Machine learning for the diagnosis of Parkinson's disease: A systematic
review
- URL: http://arxiv.org/abs/2010.06101v1
- Date: Tue, 13 Oct 2020 01:14:04 GMT
- Title: Machine learning for the diagnosis of Parkinson's disease: A systematic
review
- Authors: Jie Mei, Christian Desrosiers, Johannes Frasnelli
- Abstract summary: We conducted a systematic literature review of studies published until February 14, 2020, using the PubMed and IEEE Xplore databases.
A total of 209 studies were included, extracted for relevant information and presented in this systematic review.
These studies demonstrate a high potential for adaptation of machine learning methods and novel biomarkers in clinical decision making.

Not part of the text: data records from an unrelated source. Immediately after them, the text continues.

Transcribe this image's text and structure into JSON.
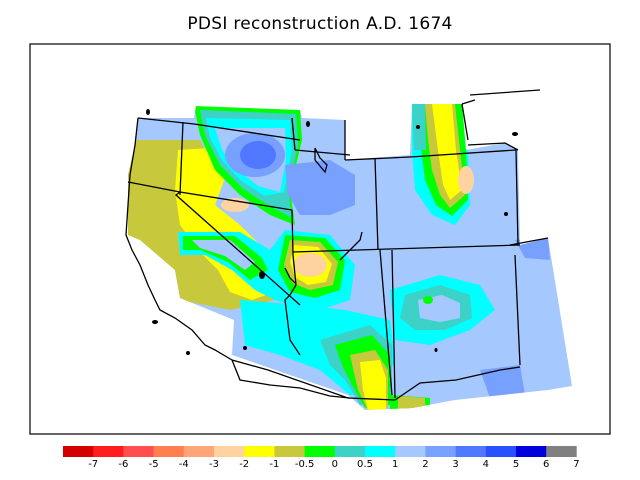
{
  "title": "PDSI reconstruction A.D. 1674",
  "colorbar": {
    "labels": [
      "-7",
      "-6",
      "-5",
      "-4",
      "-3",
      "-2",
      "-1",
      "-0.5",
      "0",
      "0.5",
      "1",
      "2",
      "3",
      "4",
      "5",
      "6",
      "7"
    ],
    "colors": [
      "#d40000",
      "#ff1c1c",
      "#ff4e4e",
      "#ff7f50",
      "#ffa578",
      "#ffd3a0",
      "#ffff00",
      "#c8c83c",
      "#00ff00",
      "#3cd2c8",
      "#00ffff",
      "#a5c8ff",
      "#78a0ff",
      "#5078ff",
      "#2850ff",
      "#0000dc",
      "#808080"
    ]
  },
  "palette": {
    "pale_blue": "#a5c8ff",
    "mid_blue": "#78a0ff",
    "blue": "#5078ff",
    "cyan": "#00ffff",
    "teal": "#3cd2c8",
    "green": "#00ff00",
    "olive": "#c8c83c",
    "yellow": "#ffff00",
    "peach": "#ffd3a0"
  }
}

- Score: 15.463800489731373
- License: http://creativecommons.org/licenses/by-nc-sa/4.0/
- Abstract: Diagnosis of Parkinson's disease (PD) is commonly based on medical
observations and assessment of clinical signs, including the characterization
of a variety of motor symptoms. However, traditional diagnostic approaches may
suffer from subjectivity as they rely on the evaluation of movements that are
sometimes subtle to human eyes and therefore difficult to classify, leading to
possible misclassification. In the meantime, early non-motor symptoms of PD may
be mild and can be caused by many other conditions. Therefore, these symptoms
are often overlooked, making diagnosis of PD at an early stage challenging. To
address these difficulties and to refine the diagnosis and assessment
procedures of PD, machine learning methods have been implemented for the
classification of PD and healthy controls or patients with similar clinical
presentations (e.g., movement disorders or other Parkinsonian syndromes). To
provide a comprehensive overview of data modalities and machine learning
methods that have been used in the diagnosis and differential diagnosis of PD,
in this study, we conducted a systematic literature review of studies published
until February 14, 2020, using the PubMed and IEEE Xplore databases. A total of
209 studies were included, extracted for relevant information and presented in
this systematic review, with an investigation of their aims, sources of data,
types of data, machine learning methods and associated outcomes. These studies
demonstrate a high potential for adaptation of machine learning methods and
novel biomarkers in clinical decision making, leading to increasingly
systematic, informed diagnosis of PD.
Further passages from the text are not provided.